Nesse fragmento, A29 cita o exemplo de Adolf Hitler, um ditador alemão conhecido como um dos maiores vilões da história da humanidade por ter perseguido e atacado brutalmente grupos minoritários que ele julgava indesejados.

A45, ao discutir o tema "Direitos humanos e homofobia", traz uma importante contribuição da Biologia para o debate ao se valer de explorações científicas em torno da relação entre genética, homossexualidade e direitos humanos.

Apesar de o banco de dados conter redações com "um repertório sociocultural produtivo", conforme é esperado no nível 5 da Competência II (Anexo I, p. 141), a análise feita constatou que a maioria dos discentes se valeu de argumentos mais corriqueiros, de senso comum.

Na redação a seguir, A13 usou argumentos desse tipo: 1) O racismo é um problema que acontece no mundo todo (1º parágrafo), 2) O racismo é um crime que constrange a vítima (2º parágrafo), 3) As leis devem ser mais rigorosas, porque racismo é crime e todos têm direito de ser feliz (3º parágrafo).

É importante salientar que os argumentos usados nessa redação são de domínio público, os quais são perceptíveis por qualquer cidadão comum, independentemente de sua escolaridade. Nesse caso, pela argumentação que apresenta, o autor não traz nenhuma demonstração de avanço na abordagem sobre o preconceito racial, algo que seus estudos até o Ensino Médio já poderiam ter lhe proporcionado.

Conforme lembra Irandé Antunes:

A escrita é uma atividade processual, isto é, uma atividade durativa, um percurso que se vai fazendo pouco a pouco, ao longo de nossas leituras, de nossas reflexões, de nosso acesso a diferentes fontes de informação. É uma atividade que mobiliza nosso repertório de conhecimentos e, por isso mesmo, não pode ser improvisada, não pode nascer inteiramente na hora em que a gente começa propriamente a escrever. (2006, p. 167-168).

Como os dados mostram, em geral, o conhecimento dos alunos se apresenta desarticulado. Nesse sentido, é preciso também se pensar na formação em leitura associada à produção de textos. Não só a leitura escolar, mas a de mundo também.

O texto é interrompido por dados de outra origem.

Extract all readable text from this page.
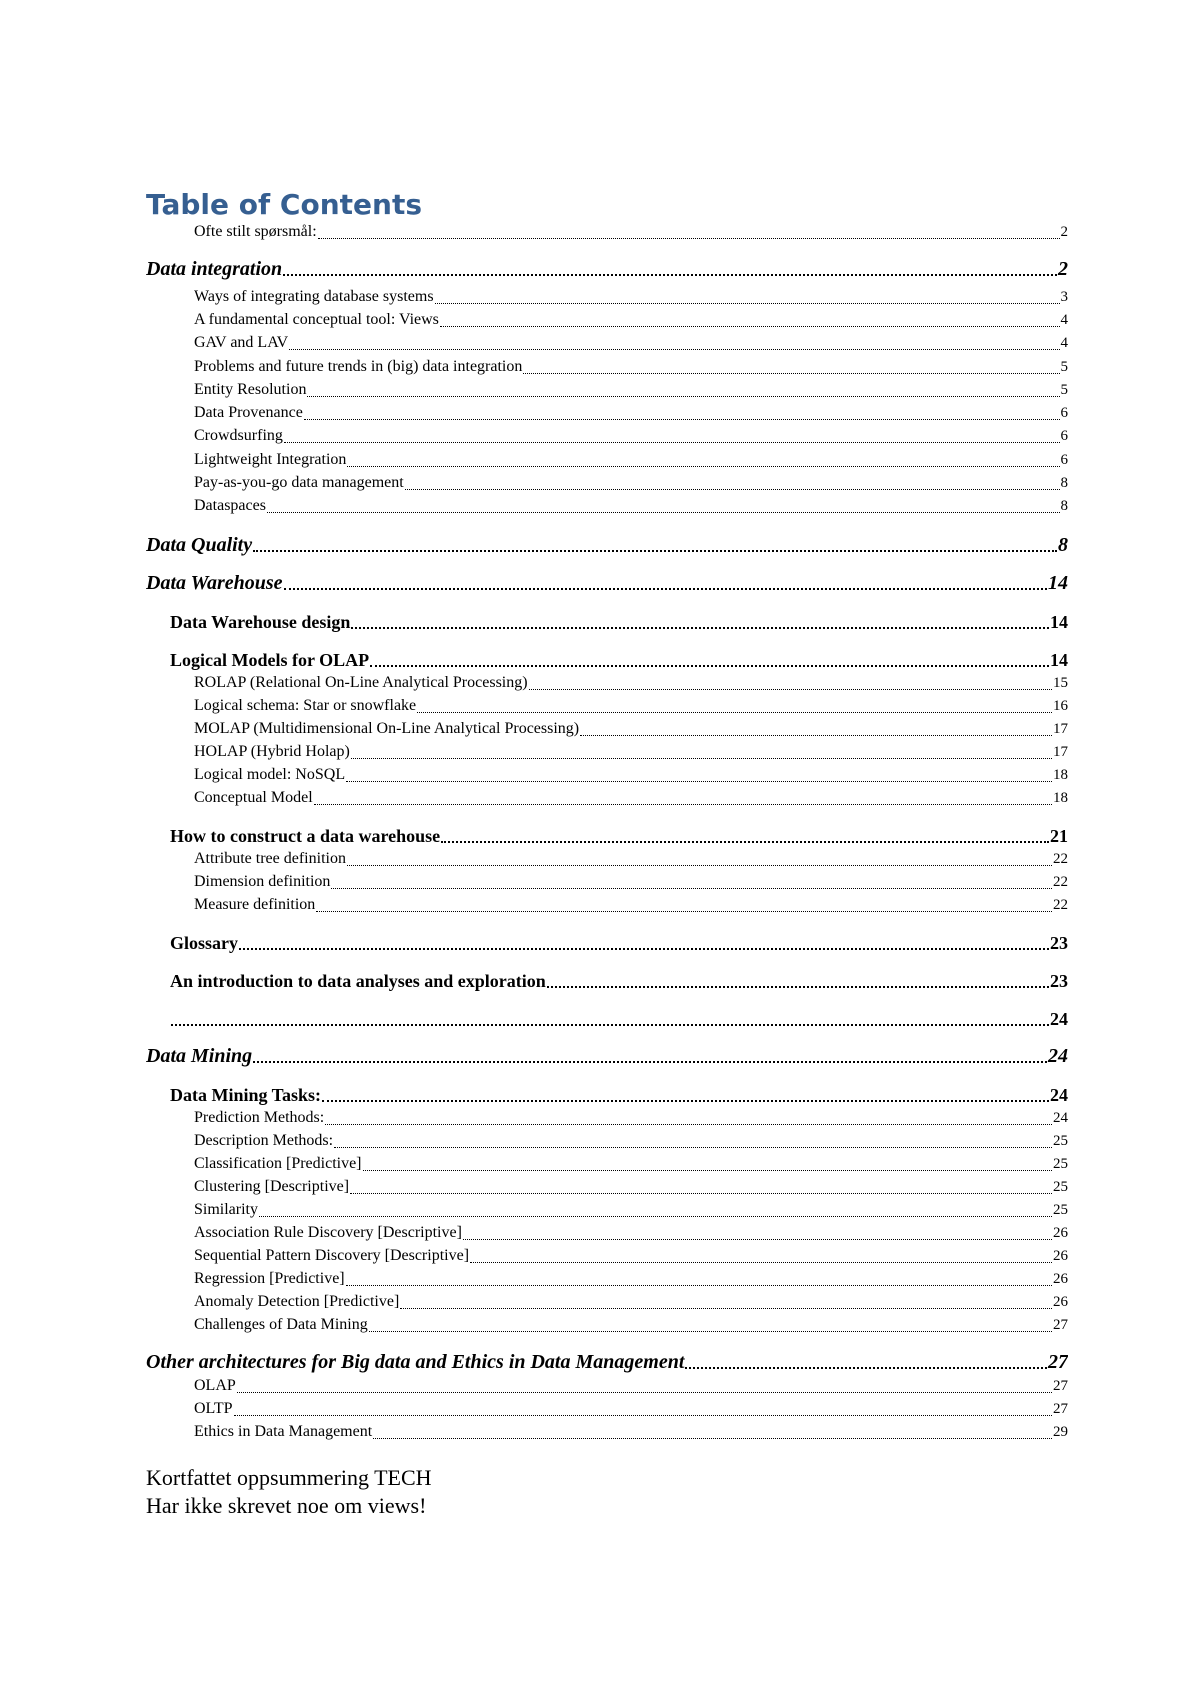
Table of Contents
Ofte stilt spørsmål:	2
Data integration	2
Ways of integrating database systems	3
A fundamental conceptual tool: Views	4
GAV and LAV	4
Problems and future trends in (big) data integration	5
Entity Resolution	5
Data Provenance	6
Crowdsurfing	6
Lightweight Integration	6
Pay-as-you-go data management	8
Dataspaces	8
Data Quality	8
Data Warehouse	14
Data Warehouse design	14
Logical Models for OLAP	14
ROLAP (Relational On-Line Analytical Processing)	15
Logical schema: Star or snowflake	16
MOLAP (Multidimensional On-Line Analytical Processing)	17
HOLAP (Hybrid Holap)	17
Logical model: NoSQL	18
Conceptual Model	18
How to construct a data warehouse	21
Attribute tree definition	22
Dimension definition	22
Measure definition	22
Glossary	23
An introduction to data analyses and exploration	23
24
Data Mining	24
Data Mining Tasks:	24
Prediction Methods:	24
Description Methods:	25
Classification [Predictive]	25
Clustering [Descriptive]	25
Similarity	25
Association Rule Discovery [Descriptive]	26
Sequential Pattern Discovery [Descriptive]	26
Regression [Predictive]	26
Anomaly Detection [Predictive]	26
Challenges of Data Mining	27
Other architectures for Big data and Ethics in Data Management	27
OLAP	27
OLTP	27
Ethics in Data Management	29

Kortfattet oppsummering TECH

Har ikke skrevet noe om views!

Leitura não só para

informação, mas, sobretudo, para a formação do pensamento crítico-reflexivo.

Ao abordarem a contribuição que o nosso conhecimento de mundo ou enciclopédico fornece para a escrita, Koch e Elias afirmam:

Em nossa atividade de escrita, recorremos constantemente a conhecimentos sobre coisas do mundo que se encontram armazenados em nossa memória, como se tivéssemos uma enciclopédia em nossa mente, constituída de forma personalizada, com base em conhecimentos de que ouvimos falar ou que lemos, ou adquirimos em vivências e experiências variadas. (2010, p. 41).

Os problemas de argumentação sinalizados pelos resultados ora apresentados são ratificados pelas respostas dos alunos ao questionário de pesquisa. Esses dados serão abordados no item 4.1.2 adiante.

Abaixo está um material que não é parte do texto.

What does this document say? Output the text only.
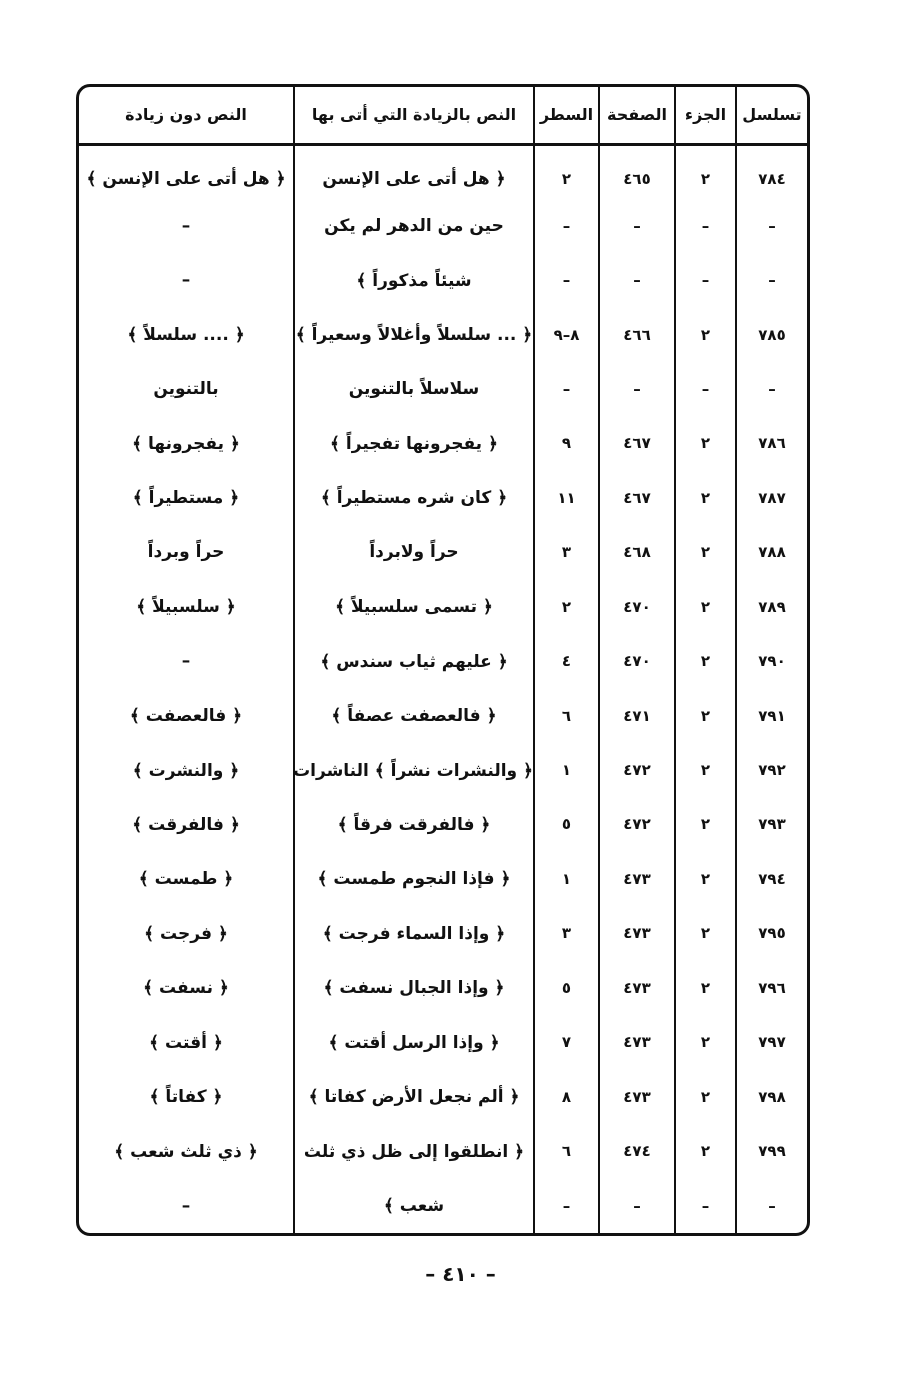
تسلسل	الجزء	الصفحة	السطر	النص بالزيادة التي أتى بها	النص دون زيادة
٧٨٤	٢	٤٦٥	٢	﴿ هل أتى على الإنسن	﴿ هل أتى على الإنسن ﴾
–	–	–	–	حين من الدهر لم يكن	–
–	–	–	–	شيئاً مذكوراً ﴾	–
٧٨٥	٢	٤٦٦	٨–٩	﴿ ... سلسلاً وأغلالاً وسعيراً ﴾	﴿ .... سلسلاً ﴾
–	–	–	–	سلاسلاً بالتنوين	بالتنوين
٧٨٦	٢	٤٦٧	٩	﴿ يفجرونها تفجيراً ﴾	﴿ يفجرونها ﴾
٧٨٧	٢	٤٦٧	١١	﴿ كان شره مستطيراً ﴾	﴿ مستطيراً ﴾
٧٨٨	٢	٤٦٨	٣	حراً ولابرداً	حراً وبرداً
٧٨٩	٢	٤٧٠	٢	﴿ تسمى سلسبيلاً ﴾	﴿ سلسبيلاً ﴾
٧٩٠	٢	٤٧٠	٤	﴿ عليهم ثياب سندس ﴾	–
٧٩١	٢	٤٧١	٦	﴿ فالعصفت عصفاً ﴾	﴿ فالعصفت ﴾
٧٩٢	٢	٤٧٢	١	﴿ والنشرات نشراً ﴾ الناشرات	﴿ والنشرت ﴾
٧٩٣	٢	٤٧٢	٥	﴿ فالفرقت فرقاً ﴾	﴿ فالفرقت ﴾
٧٩٤	٢	٤٧٣	١	﴿ فإذا النجوم طمست ﴾	﴿ طمست ﴾
٧٩٥	٢	٤٧٣	٣	﴿ وإذا السماء فرجت ﴾	﴿ فرجت ﴾
٧٩٦	٢	٤٧٣	٥	﴿ وإذا الجبال نسفت ﴾	﴿ نسفت ﴾
٧٩٧	٢	٤٧٣	٧	﴿ وإذا الرسل أقتت ﴾	﴿ أقتت ﴾
٧٩٨	٢	٤٧٣	٨	﴿ ألم نجعل الأرض كفاتا ﴾	﴿ كفاتاً ﴾
٧٩٩	٢	٤٧٤	٦	﴿ انطلقوا إلى ظل ذي ثلث	﴿ ذي ثلث شعب ﴾
–	–	–	–	شعب ﴾	–
– ٤١٠ –
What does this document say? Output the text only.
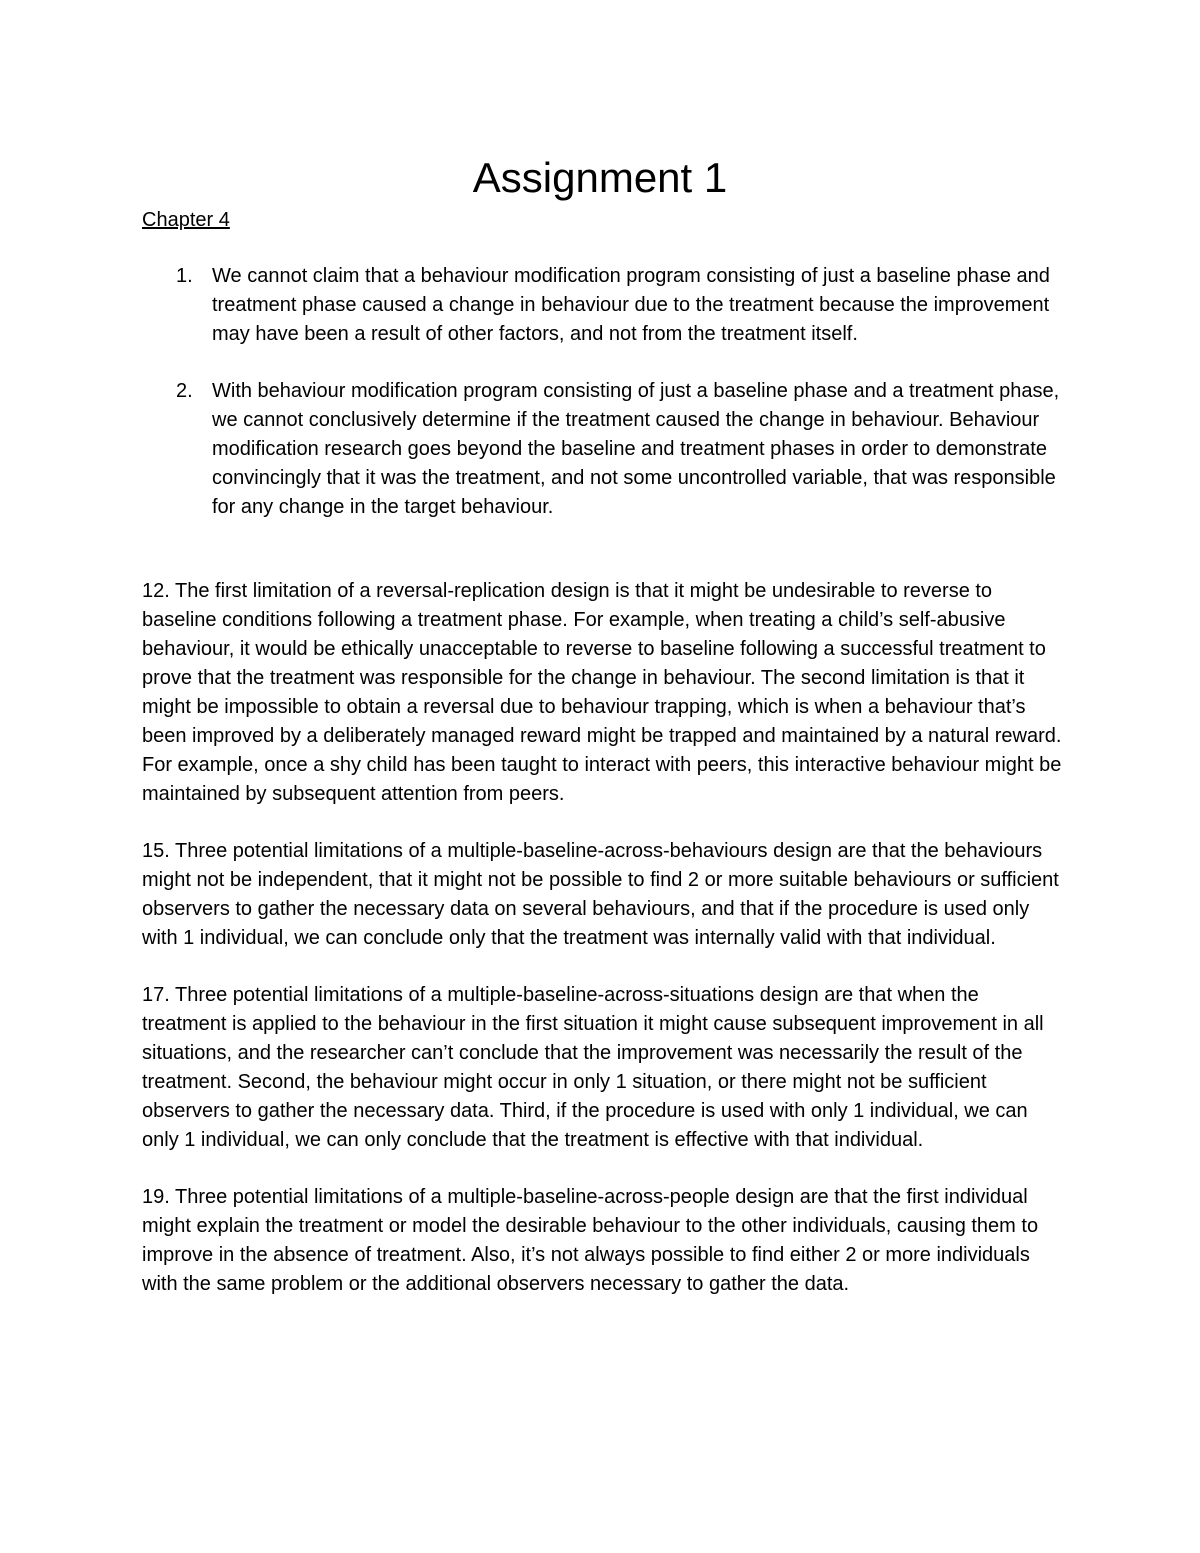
Assignment 1

Chapter 4

1. We cannot claim that a behaviour modification program consisting of just a baseline phase and treatment phase caused a change in behaviour due to the treatment because the improvement may have been a result of other factors, and not from the treatment itself.
2. With behaviour modification program consisting of just a baseline phase and a treatment phase, we cannot conclusively determine if the treatment caused the change in behaviour. Behaviour modification research goes beyond the baseline and treatment phases in order to demonstrate convincingly that it was the treatment, and not some uncontrolled variable, that was responsible for any change in the target behaviour.

12. The first limitation of a reversal-replication design is that it might be undesirable to reverse to baseline conditions following a treatment phase. For example, when treating a child’s self-abusive behaviour, it would be ethically unacceptable to reverse to baseline following a successful treatment to prove that the treatment was responsible for the change in behaviour. The second limitation is that it might be impossible to obtain a reversal due to behaviour trapping, which is when a behaviour that’s been improved by a deliberately managed reward might be trapped and maintained by a natural reward. For example, once a shy child has been taught to interact with peers, this interactive behaviour might be maintained by subsequent attention from peers.

15. Three potential limitations of a multiple-baseline-across-behaviours design are that the behaviours might not be independent, that it might not be possible to find 2 or more suitable behaviours or sufficient observers to gather the necessary data on several behaviours, and that if the procedure is used only with 1 individual, we can conclude only that the treatment was internally valid with that individual.

17. Three potential limitations of a multiple-baseline-across-situations design are that when the treatment is applied to the behaviour in the first situation it might cause subsequent improvement in all situations, and the researcher can’t conclude that the improvement was necessarily the result of the treatment. Second, the behaviour might occur in only 1 situation, or there might not be sufficient observers to gather the necessary data. Third, if the procedure is used with only 1 individual, we can only 1 individual, we can only conclude that the treatment is effective with that individual.

19. Three potential limitations of a multiple-baseline-across-people design are that the first individual might explain the treatment or model the desirable behaviour to the other individuals, causing them to improve in the absence of treatment. Also, it’s not always possible to find either 2 or more individuals with the same problem or the additional observers necessary to gather the data.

II-3 - Usar os limites estruturais do texto dissertativo-argumentativo em prosa

Todos os alunos pesquisados demonstraram ter conhecimento da tipologia textual exigida no ENEM - texto dissertativo-argumentativo em prosa. Houve casos de textos mal estruturados, sem progressão textual adequada ou com elementos de injunção, mas, numa percepção global, nos dois simulados realizados, todos fizeram dissertações, conforme fora solicitado.

Esse dado é importante porque sinaliza que os alunos puderam produzir uma dissertação mesmo sem terem tido um ensino sistemático dessa tipologia textual, de acordo com o que relataram no questionário.

O que comprometeu mais a Competência II não foi o domínio da tipologia em si, mas, sim, a capacidade de argumentar, as estratégias usadas para convencer o leitor, que também são cobradas nas Competências III e V da matriz, conforme veremos. Reitero que tal deficiência foi reconhecida pelos alunos no questionário que responderam.